The gland is usually enlarged, painless, with or without nodularity. Some patients may be hyperthyroid or euthyroid at the begininning, but later most of them become hypothyroid.
Cytologic diagnostic features
- mixed population of lymphocytes
- tingible-body macrophages
- lymphohistiocytic aggregates
- Hürthle cells
The aspirate is usually cellular, prodominantly composed of lymphocytes (small lymphocytes, centroblasts and centrocytes), which may be intraepithelial, and plasmacells. Lymphohistiocytic aggregates, with tingible-body macrophages, are also present. Occasional clusters of thyrocytes may be observed, usually with degenerative changes and oncocytic morphology: they have abundant, eosinophilic granular cytoplasm and enlarged nuclei (Hürtle cell metaplasia). Multinucleated giant cells can be present too. Colloid is usually absent or scanty.

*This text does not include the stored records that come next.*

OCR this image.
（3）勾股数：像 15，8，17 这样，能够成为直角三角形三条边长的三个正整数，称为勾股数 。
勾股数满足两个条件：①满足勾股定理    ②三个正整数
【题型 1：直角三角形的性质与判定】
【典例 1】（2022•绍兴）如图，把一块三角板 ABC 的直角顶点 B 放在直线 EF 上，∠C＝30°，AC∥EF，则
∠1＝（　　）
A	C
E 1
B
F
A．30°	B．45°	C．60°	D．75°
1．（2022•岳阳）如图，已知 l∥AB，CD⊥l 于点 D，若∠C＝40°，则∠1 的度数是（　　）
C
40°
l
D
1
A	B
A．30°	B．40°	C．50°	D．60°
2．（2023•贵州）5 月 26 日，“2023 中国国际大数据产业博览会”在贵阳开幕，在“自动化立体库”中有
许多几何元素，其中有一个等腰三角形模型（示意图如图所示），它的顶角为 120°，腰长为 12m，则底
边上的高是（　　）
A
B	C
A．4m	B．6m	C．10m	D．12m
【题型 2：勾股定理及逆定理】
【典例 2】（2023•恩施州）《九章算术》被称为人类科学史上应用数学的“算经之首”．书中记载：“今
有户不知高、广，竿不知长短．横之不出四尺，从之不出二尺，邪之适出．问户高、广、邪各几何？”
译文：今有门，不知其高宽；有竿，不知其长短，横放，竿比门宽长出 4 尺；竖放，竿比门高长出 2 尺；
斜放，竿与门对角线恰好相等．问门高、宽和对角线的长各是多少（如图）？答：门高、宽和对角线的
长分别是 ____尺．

The cytologic diagnosis is usually straightforward and needs a confirmation by identifying serum autoantibodies.
- Non-Hodgkin lymphoma
- Hürthle cells neoplasm
The prevalence of lymphoma is increased in patients with Hashimoto`s thyroiditis; lymphoma usually consists of a uniform population of atypical lymphoid cells. Hürthle cell tumors have to be differentiated from hyperplastic Hürthle cell nodules, which may occur in Hashimoto`s thyroiditis; the cells of tumors usually have prominent nucleoli and are less cohesive than in thyroiditis.